Update intranet to reflect upstream VPN changes

[nullnik-0]

Background

On Friday September 13th at 17h30 upstream IT sent and email to announce that, due to security concerns, they would be disabling the PolySSL VPN group for employees. This connection was disabled at 18h that same day (half an hour later.) Employees were told to instead use the PolyQuartz VPN, which uses an authentication flow that is not supported by openconnect.

Our current workflow at the lab encourages users to use openconnect because anyconnect is a proprietary software that requires root access to install and has many potentially very invasive endpoint monitoring and telemetry capabilities.

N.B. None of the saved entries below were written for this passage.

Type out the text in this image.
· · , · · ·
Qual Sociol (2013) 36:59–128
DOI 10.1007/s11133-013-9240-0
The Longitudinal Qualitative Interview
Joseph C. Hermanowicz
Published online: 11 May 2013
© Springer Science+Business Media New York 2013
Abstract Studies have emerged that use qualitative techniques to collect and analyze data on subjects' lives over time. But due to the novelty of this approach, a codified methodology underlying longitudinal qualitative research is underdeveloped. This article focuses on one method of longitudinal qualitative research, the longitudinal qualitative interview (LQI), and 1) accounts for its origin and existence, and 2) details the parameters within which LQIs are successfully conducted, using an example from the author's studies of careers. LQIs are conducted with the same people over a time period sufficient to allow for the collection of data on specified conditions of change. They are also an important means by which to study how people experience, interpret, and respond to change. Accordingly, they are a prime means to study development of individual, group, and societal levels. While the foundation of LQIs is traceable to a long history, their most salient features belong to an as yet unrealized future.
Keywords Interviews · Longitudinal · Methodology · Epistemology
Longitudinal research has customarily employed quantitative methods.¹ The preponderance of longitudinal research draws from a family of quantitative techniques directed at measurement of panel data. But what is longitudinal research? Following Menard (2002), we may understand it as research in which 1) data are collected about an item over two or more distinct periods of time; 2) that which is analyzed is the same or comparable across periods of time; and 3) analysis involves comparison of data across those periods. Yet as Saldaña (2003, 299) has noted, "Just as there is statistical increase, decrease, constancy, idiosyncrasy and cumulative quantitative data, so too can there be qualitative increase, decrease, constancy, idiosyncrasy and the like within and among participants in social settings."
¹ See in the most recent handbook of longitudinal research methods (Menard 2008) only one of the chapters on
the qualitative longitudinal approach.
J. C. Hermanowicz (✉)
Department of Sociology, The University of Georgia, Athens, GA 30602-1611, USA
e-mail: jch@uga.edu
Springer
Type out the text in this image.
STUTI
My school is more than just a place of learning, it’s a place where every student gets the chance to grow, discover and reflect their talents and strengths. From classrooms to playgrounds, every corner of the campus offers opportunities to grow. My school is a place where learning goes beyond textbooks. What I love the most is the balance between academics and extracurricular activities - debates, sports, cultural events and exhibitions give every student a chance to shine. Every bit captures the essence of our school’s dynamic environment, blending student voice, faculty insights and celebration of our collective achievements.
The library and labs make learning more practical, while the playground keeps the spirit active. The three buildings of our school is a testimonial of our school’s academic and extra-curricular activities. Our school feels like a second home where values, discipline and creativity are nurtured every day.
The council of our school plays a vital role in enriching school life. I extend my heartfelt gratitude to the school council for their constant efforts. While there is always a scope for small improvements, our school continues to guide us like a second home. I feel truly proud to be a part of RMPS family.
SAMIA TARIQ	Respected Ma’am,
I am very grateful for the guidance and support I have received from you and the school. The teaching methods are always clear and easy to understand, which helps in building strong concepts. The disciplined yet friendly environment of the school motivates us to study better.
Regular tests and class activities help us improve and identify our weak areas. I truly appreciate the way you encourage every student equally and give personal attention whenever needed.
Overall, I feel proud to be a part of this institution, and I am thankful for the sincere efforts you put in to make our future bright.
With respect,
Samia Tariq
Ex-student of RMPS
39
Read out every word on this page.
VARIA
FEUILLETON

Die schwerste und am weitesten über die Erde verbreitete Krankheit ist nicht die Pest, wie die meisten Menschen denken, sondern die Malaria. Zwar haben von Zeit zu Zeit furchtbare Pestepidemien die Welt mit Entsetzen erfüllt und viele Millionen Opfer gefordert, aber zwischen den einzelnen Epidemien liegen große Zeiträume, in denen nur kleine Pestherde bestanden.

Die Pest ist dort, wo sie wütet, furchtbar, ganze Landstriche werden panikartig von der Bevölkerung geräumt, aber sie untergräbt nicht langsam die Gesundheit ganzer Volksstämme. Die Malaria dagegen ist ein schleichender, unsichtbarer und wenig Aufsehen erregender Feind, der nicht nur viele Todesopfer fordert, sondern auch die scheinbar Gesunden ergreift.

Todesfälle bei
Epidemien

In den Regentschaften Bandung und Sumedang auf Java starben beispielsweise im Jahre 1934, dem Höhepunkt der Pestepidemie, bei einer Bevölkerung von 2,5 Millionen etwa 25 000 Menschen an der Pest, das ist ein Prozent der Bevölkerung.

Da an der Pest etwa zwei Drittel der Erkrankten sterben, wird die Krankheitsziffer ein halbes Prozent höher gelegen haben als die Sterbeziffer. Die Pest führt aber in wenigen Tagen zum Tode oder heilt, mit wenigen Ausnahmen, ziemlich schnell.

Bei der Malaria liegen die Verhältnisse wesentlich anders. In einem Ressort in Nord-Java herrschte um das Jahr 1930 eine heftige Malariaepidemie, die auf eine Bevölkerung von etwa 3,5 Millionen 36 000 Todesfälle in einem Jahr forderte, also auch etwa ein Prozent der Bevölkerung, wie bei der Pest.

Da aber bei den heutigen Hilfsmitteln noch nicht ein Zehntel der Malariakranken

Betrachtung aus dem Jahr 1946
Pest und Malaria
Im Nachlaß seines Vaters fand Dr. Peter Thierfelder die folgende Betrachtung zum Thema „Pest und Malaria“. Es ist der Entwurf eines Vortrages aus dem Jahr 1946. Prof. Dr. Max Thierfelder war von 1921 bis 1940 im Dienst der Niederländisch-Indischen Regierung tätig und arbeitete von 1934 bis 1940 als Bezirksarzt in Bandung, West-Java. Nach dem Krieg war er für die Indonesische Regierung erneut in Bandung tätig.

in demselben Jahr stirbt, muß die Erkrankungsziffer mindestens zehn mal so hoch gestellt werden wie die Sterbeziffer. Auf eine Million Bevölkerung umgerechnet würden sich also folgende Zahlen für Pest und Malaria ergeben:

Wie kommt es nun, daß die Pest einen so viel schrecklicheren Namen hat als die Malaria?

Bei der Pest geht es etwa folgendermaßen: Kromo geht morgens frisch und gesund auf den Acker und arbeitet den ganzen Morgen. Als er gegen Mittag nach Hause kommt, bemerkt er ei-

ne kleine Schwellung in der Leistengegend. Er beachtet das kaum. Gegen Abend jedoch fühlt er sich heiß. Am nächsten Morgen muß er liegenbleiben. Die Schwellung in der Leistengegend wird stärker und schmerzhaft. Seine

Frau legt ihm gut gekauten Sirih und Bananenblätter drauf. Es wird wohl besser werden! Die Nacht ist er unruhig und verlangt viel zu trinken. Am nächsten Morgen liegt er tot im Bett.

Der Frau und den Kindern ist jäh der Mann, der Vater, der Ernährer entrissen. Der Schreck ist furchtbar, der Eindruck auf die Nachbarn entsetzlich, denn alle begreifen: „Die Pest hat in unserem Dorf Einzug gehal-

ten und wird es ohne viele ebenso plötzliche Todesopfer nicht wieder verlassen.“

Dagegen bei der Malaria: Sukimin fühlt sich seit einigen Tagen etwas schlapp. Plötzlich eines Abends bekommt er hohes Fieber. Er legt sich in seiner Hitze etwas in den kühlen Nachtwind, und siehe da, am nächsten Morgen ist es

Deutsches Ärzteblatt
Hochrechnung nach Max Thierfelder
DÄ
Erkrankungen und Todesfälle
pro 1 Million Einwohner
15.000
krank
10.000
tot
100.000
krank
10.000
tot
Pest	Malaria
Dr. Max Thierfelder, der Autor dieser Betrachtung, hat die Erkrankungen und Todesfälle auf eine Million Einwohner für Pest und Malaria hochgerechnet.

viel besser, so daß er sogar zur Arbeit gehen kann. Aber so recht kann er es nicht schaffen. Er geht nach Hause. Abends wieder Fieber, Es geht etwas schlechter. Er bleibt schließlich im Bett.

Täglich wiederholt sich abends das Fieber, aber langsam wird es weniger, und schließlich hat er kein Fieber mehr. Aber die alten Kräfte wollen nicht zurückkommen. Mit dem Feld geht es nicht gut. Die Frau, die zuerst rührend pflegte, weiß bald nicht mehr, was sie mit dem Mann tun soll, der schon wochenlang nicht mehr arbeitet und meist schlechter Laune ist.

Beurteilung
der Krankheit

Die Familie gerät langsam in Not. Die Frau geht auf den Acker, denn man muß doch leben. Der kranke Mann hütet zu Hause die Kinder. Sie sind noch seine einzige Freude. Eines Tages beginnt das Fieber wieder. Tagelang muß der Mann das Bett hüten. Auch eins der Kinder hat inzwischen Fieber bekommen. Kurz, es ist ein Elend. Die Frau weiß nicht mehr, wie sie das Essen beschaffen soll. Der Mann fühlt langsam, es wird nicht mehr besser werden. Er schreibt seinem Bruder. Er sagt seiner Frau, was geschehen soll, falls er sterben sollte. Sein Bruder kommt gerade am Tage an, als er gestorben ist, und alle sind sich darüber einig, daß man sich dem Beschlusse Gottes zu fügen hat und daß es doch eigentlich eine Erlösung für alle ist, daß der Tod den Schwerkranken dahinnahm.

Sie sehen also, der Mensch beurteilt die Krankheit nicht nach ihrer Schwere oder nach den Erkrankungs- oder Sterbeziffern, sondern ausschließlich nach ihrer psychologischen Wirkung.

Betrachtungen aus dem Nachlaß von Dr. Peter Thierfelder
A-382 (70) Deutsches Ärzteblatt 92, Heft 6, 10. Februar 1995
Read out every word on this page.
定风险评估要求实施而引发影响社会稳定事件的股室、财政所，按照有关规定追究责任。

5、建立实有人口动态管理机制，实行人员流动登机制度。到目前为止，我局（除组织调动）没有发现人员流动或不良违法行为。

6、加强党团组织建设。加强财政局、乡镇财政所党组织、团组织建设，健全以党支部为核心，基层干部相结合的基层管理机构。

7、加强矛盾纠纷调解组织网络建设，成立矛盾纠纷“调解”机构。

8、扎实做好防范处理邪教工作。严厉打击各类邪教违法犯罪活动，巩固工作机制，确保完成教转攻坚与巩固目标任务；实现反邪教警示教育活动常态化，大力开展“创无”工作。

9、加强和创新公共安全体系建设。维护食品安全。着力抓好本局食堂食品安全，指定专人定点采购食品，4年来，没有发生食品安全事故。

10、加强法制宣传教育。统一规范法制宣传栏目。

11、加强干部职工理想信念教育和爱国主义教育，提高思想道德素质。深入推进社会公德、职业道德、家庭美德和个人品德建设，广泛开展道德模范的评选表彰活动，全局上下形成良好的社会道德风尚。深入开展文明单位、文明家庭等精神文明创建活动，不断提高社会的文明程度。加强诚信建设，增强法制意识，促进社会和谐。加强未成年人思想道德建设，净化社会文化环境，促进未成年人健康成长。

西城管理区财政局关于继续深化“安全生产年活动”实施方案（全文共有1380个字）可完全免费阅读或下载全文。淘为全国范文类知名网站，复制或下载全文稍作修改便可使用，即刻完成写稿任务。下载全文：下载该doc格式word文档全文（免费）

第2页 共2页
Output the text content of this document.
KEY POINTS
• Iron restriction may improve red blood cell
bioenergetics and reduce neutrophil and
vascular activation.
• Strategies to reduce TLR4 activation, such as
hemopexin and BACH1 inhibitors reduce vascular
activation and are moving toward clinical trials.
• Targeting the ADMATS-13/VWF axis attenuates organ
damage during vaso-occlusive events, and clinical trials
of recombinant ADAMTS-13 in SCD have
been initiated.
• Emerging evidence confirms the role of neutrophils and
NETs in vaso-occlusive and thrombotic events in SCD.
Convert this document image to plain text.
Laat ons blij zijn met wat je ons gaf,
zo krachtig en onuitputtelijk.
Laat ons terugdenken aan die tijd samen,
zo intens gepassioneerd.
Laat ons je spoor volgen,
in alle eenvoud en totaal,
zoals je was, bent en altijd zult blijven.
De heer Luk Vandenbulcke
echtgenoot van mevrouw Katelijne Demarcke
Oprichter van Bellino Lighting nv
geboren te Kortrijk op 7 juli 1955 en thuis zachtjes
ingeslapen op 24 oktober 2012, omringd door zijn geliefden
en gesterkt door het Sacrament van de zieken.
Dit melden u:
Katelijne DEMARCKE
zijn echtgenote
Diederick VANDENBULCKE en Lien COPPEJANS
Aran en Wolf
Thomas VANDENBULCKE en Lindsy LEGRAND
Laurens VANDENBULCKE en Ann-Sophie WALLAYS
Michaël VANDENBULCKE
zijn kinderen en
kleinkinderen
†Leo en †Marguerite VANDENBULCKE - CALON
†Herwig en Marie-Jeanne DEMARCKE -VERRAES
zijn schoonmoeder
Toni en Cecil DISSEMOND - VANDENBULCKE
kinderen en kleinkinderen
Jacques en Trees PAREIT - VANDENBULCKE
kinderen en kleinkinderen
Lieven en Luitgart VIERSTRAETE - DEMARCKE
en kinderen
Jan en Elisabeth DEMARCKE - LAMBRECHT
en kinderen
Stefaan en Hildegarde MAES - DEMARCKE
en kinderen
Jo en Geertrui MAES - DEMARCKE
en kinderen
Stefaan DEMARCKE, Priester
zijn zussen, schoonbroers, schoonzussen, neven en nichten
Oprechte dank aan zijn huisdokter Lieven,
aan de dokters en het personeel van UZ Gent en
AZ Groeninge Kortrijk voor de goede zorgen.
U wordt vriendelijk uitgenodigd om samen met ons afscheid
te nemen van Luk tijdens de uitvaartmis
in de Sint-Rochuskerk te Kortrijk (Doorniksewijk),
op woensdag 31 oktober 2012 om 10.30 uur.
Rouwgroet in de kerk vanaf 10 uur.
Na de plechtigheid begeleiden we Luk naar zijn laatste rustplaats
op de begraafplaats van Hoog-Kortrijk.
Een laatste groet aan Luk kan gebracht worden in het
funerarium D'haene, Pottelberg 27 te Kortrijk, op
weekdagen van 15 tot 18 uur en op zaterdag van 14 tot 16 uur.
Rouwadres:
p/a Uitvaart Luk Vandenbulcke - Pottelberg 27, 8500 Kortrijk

For those affected by the upstream change (as of writing, the full scope of this change is not clear), it means that we are now required use the cisco anyconnect client instead of openconnect

None of this is documented by our existing VPN docs. These docs need to be updated to relfect the new VPN requirements and how it will affect different users. However first we need to understand exactly who will be affected and how, and look at possible solutions that address user concerns about privacy.

Next steps

• Confirm whether or not upstream might be willing to be flexible about this. @jcohenadad has already contacted upstream about this.
• Determine who is affected and who will be affected in the future.
  • Right now we know for sure that employees (and people classed as employees for VPN purposes) are affected.
  • Anecdotally, it seems that students are not affected and this is reflected in the official Polytechique VPN docs
  • However, it is plausible that upstream intends to roll out these changes for students at some point in the future. We should try to confirm this if possible, so that we can have a better understanding of the potential scope of effects on the lab.
• Investigate whether it might be possible to reverse engineer the anyconnect auth flow and get it working with openconnect. (See this info and these discussions and projects for more context...
• Document new VPN workflows for different use cases and types of end users on the intranet.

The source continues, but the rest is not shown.